Bila anda tidak ingin ambruk berdarah-darah menjadi bulan-bulanan pesaing, dan tetap berdiri tegak bertahan hidup, bahkan unggul di semua lini, Anda harus mempunyai visi bisnis yang akurat, juga didasari dengan referensi kemampuan teknis yang prima. Apalagi situasi dan kondisi pergerakan bisnis yang sudah pada leel hypercompetitive menuntut Anda siap memacu adrenalin, bergerak dinamis, inovatif, improvitatif dan kreatif. Bahakan bila perlu revolusiner dalam menyajikan produk, sistem pelayanan, proses kerja internal perusahaan, yang semuanya berujung pada costumer satisfaction (kepuasan pelanggan).

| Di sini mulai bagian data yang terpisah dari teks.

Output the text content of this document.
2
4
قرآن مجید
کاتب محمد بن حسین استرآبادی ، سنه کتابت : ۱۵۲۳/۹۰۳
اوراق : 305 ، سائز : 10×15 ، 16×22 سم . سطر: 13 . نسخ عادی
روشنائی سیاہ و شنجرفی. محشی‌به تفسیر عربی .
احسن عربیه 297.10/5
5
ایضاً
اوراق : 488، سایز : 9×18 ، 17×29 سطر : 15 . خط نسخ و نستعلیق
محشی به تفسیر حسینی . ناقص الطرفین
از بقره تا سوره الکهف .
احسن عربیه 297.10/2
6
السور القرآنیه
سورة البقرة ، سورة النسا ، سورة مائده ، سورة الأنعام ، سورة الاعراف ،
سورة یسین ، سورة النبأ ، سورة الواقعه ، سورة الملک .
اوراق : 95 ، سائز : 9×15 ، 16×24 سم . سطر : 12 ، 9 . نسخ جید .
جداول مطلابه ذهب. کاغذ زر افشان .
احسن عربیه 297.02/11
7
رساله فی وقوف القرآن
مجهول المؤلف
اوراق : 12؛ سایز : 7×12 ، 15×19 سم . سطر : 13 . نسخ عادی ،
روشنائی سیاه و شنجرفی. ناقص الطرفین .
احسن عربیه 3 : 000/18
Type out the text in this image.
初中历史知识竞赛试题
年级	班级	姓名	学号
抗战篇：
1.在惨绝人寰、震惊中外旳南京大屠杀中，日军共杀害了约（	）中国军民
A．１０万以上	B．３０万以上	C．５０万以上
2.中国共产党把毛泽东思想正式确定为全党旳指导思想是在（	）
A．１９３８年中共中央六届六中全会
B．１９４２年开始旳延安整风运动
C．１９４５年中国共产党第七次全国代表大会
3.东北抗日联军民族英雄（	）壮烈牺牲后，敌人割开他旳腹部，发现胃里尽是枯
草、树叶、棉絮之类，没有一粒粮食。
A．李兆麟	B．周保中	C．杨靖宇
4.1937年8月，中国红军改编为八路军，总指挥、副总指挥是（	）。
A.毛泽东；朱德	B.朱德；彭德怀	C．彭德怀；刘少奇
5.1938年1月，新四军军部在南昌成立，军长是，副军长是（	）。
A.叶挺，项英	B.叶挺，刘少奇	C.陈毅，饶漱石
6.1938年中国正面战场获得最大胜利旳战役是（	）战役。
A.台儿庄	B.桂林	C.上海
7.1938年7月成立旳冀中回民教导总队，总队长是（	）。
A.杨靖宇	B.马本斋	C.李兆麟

Dampak positifnya, tentu saja pada perolehan nilai (value) berupa grafik keuntungan yang terus membumbung.
Celakanya, tidak semua pebisnis berani menrapkan strategi yang bermaslahat. Para elite bisnis lebih banyak mengejar perolehan keuntungan belaka. Akibatnya, mereka tak segan untuk menggunakan trik-trik culas meskipun sebenarnya jelas melanggar prinsif etika dan keadilan. Konsep-konsep manajemne yang ideal, baik, dan sama-sama menguntungkan produsen dan konsumen pun direkayasa asala mneguntungkan. Pebisnis masa bodoh dengan etika, sosial kemasyarakatan, dan hukum halal dan haram. Karena itu tidak aneh bila muncul anggapan bahwa bisnis itu kejam.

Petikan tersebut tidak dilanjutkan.